20. bölüm - Defoluyorum

2.8K 132 60
                                    


Sen bana nefes, ben sana herkes
Bir daha gelmem, karşındayım son kez


~Emir Can İğrek

Gözlerimi açmak istemedim. Bu bir rüyaydı ve ben uyandığım anda kendimi bir kabusun içinde bulmaktan korkuyordum. Öylece yatıyordum Ali'nin odasında. Karanlıktı. Simsiyahtı her yer. Güzel olsada ben sevmezdim. Içim bunalırdı  hep.

Kendime son bir kez cesaret verip açtım gözlerimi. Ali yatağın ucunda oturuyordu. Kollarını dizlerine dayamış başı ellerinin arasındaydı. Çıplak sırtı bana dönüktü. Omuzları çökmüştü.

Gözlerimi yumdum yeniden. Ama ağlıyordum. Biliyordum olacakları. Onunla iki yıl daha mutlu olup sonra da çekip gidecektim. Bu kadarcık mutluluğu bile çok görmüştü bana.

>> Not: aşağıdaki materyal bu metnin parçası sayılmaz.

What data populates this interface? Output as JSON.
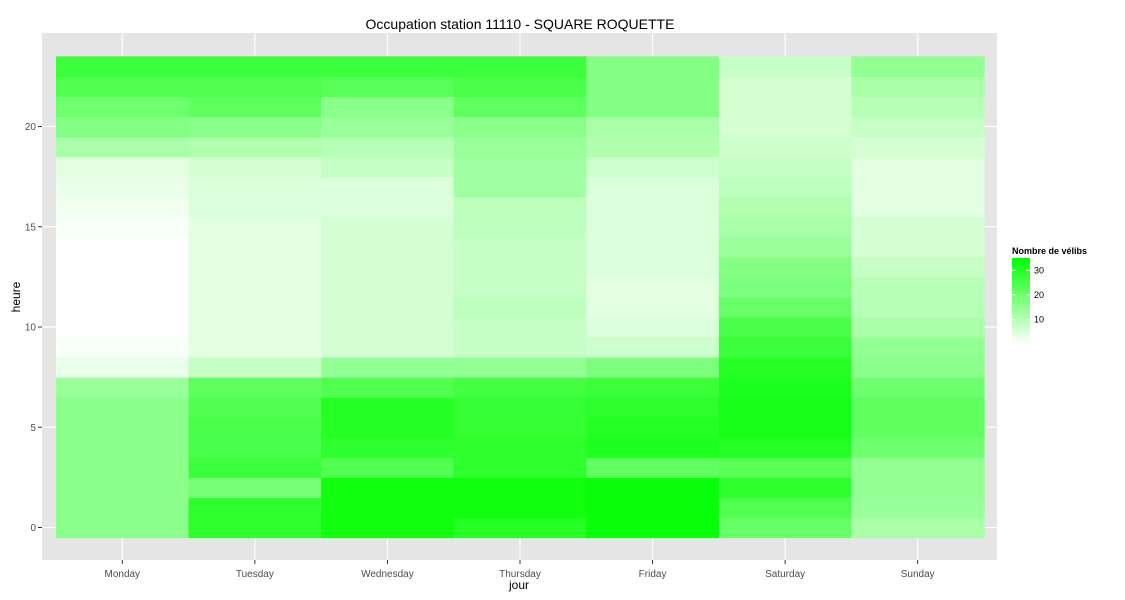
{
  "chart_data": {
    "type": "heatmap",
    "title": "Occupation station 11110 - SQUARE ROQUETTE",
    "xlabel": "jour",
    "ylabel": "heure",
    "x_categories": [
      "Monday",
      "Tuesday",
      "Wednesday",
      "Thursday",
      "Friday",
      "Saturday",
      "Sunday"
    ],
    "y_values": [
      0,
      1,
      2,
      3,
      4,
      5,
      6,
      7,
      8,
      9,
      10,
      11,
      12,
      13,
      14,
      15,
      16,
      17,
      18,
      19,
      20,
      21,
      22,
      23
    ],
    "y_ticks": [
      0,
      5,
      10,
      15,
      20
    ],
    "ylim": [
      -0.5,
      23.5
    ],
    "legend": {
      "title": "Nombre de vélibs",
      "ticks": [
        10,
        20,
        30
      ],
      "range": [
        0,
        35
      ],
      "low_color": "#ffffff",
      "high_color": "#00ff00",
      "position": "right"
    },
    "panel_background": "#e5e5e5",
    "grid": true,
    "series": [
      {
        "name": "Monday",
        "values": [
          16,
          16,
          16,
          16,
          16,
          16,
          16,
          14,
          3,
          1,
          0,
          0,
          0,
          0,
          0,
          1,
          2,
          3,
          4,
          12,
          17,
          20,
          24,
          27
        ]
      },
      {
        "name": "Tuesday",
        "values": [
          29,
          29,
          19,
          27,
          25,
          25,
          24,
          22,
          8,
          4,
          4,
          4,
          4,
          4,
          4,
          4,
          5,
          5,
          6,
          11,
          16,
          22,
          24,
          27
        ]
      },
      {
        "name": "Wednesday",
        "values": [
          33,
          33,
          33,
          24,
          29,
          30,
          30,
          24,
          15,
          6,
          6,
          6,
          6,
          6,
          6,
          6,
          5,
          5,
          8,
          10,
          14,
          16,
          23,
          27
        ]
      },
      {
        "name": "Thursday",
        "values": [
          30,
          33,
          33,
          29,
          29,
          28,
          28,
          26,
          15,
          8,
          8,
          9,
          8,
          8,
          8,
          9,
          9,
          13,
          13,
          14,
          16,
          22,
          25,
          27
        ]
      },
      {
        "name": "Friday",
        "values": [
          34,
          34,
          34,
          22,
          31,
          30,
          29,
          27,
          18,
          7,
          5,
          4,
          4,
          5,
          5,
          5,
          5,
          5,
          7,
          11,
          12,
          17,
          17,
          17
        ]
      },
      {
        "name": "Saturday",
        "values": [
          21,
          24,
          29,
          23,
          30,
          32,
          32,
          31,
          30,
          27,
          25,
          21,
          18,
          17,
          14,
          12,
          11,
          9,
          8,
          7,
          6,
          6,
          6,
          8
        ]
      },
      {
        "name": "Sunday",
        "values": [
          12,
          14,
          15,
          15,
          20,
          22,
          22,
          20,
          16,
          15,
          12,
          10,
          10,
          8,
          6,
          6,
          4,
          4,
          4,
          6,
          8,
          10,
          12,
          15
        ]
      }
    ]
  }
}
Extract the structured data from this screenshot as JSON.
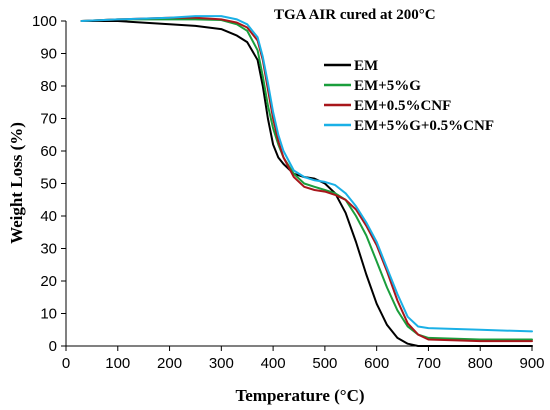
{
  "chart_data": {
    "type": "line",
    "title": "TGA AIR cured at 200°C",
    "xlabel": "Temperature (°C)",
    "ylabel": "Weight Loss (%)",
    "xlim": [
      0,
      900
    ],
    "ylim": [
      0,
      100
    ],
    "xticks": [
      0,
      100,
      200,
      300,
      400,
      500,
      600,
      700,
      800,
      900
    ],
    "yticks": [
      0,
      10,
      20,
      30,
      40,
      50,
      60,
      70,
      80,
      90,
      100
    ],
    "grid": false,
    "legend_position": "top-right",
    "series": [
      {
        "name": "EM",
        "color": "#000000",
        "x": [
          30,
          100,
          200,
          250,
          300,
          330,
          350,
          370,
          380,
          390,
          400,
          410,
          420,
          440,
          460,
          480,
          500,
          520,
          540,
          560,
          580,
          600,
          620,
          640,
          660,
          680,
          700,
          800,
          900
        ],
        "y": [
          100,
          100,
          99,
          98.5,
          97.5,
          95.5,
          93.5,
          88,
          80,
          70,
          62,
          58,
          56,
          53,
          52,
          51.5,
          50,
          47,
          41,
          32,
          22,
          13,
          6.5,
          2.5,
          0.7,
          0,
          0,
          0,
          0
        ]
      },
      {
        "name": "EM+5%G",
        "color": "#1a9e3c",
        "x": [
          30,
          100,
          200,
          250,
          300,
          330,
          350,
          370,
          380,
          390,
          400,
          410,
          420,
          440,
          460,
          480,
          500,
          520,
          540,
          560,
          580,
          600,
          620,
          640,
          660,
          680,
          700,
          800,
          900
        ],
        "y": [
          100,
          100.5,
          100.5,
          100.5,
          100.3,
          99,
          97,
          91,
          83,
          74,
          67,
          62,
          58,
          53,
          50,
          49,
          48,
          47,
          45,
          40,
          34,
          26,
          18,
          11,
          6,
          3.5,
          2.5,
          2,
          2
        ]
      },
      {
        "name": "EM+0.5%CNF",
        "color": "#a8161b",
        "x": [
          30,
          100,
          200,
          250,
          300,
          330,
          350,
          370,
          380,
          390,
          400,
          410,
          420,
          440,
          460,
          480,
          500,
          520,
          540,
          560,
          580,
          600,
          620,
          640,
          660,
          680,
          700,
          800,
          900
        ],
        "y": [
          100,
          100.5,
          101,
          101,
          100.5,
          99.5,
          98,
          94,
          88,
          79,
          70,
          63,
          58,
          52,
          49,
          48,
          47.5,
          46.5,
          45,
          42,
          37,
          31,
          23,
          14,
          7,
          3.5,
          2,
          1.5,
          1.5
        ]
      },
      {
        "name": "EM+5%G+0.5%CNF",
        "color": "#1ab0e6",
        "x": [
          30,
          100,
          200,
          250,
          300,
          330,
          350,
          370,
          380,
          390,
          400,
          410,
          420,
          440,
          460,
          480,
          500,
          520,
          540,
          560,
          580,
          600,
          620,
          640,
          660,
          680,
          700,
          800,
          900
        ],
        "y": [
          100,
          100.5,
          101,
          101.5,
          101.5,
          100.5,
          99,
          95,
          89,
          81,
          72,
          65,
          60,
          54,
          52,
          51,
          50.5,
          49.5,
          47,
          43,
          38,
          32,
          24,
          16,
          9,
          6,
          5.5,
          5,
          4.5
        ]
      }
    ]
  }
}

"Bunların Hiçbiri olmamalıydı. Vera ben... ben nasıl bu kadar büyük bir hata yapabildim."

Benimle konuşmuyordu. Sayıklıyordu.

"Cemre'ye ne derim ben. Allah'ım ben ne yaptım. "

Kafasına vurdu defalarca.

Cemre'ye ne diyeceğini düşünüyordu. Benim bir enkaz gibi bu yatakta durduğumu görmüyordu. Beni umursamıyor, sadece Cemre'ye ne diyeceğini düşünüyordu.

Hıçkırıklar bedenimi sarsarken kalktı ayağa. Yerdeki tişörtü üzerine geçirip bekledi. Sırtı yine bana dönüktü. Asla yüzünü dönmüyordu bana. Yüzündeki pişmanlığı hayal edebiliyordum.

"Bunların Hiçbiri yaşanmadı Vera. Biz ... seninle iki arkadaş olarak kalalım. Lütfen. Buna ihtiyacım var. Cemre öğrenirse yıkılır."

Ve çekip gitti. Çarpan kapının sesi ile kendimi tamamen bırakıp bağırarak ağlamaya başladım. Onun bana değer verdiğini sanmıştım, aptaldım. Bana bu dünyada kimse değer vermezdi.

İlk defa içimin ona soğuduğunu hissettim. 13 yıllık sevdamda ilk defa Ali'yi görmenin ığrenç bir şey olduğunu düşündüm.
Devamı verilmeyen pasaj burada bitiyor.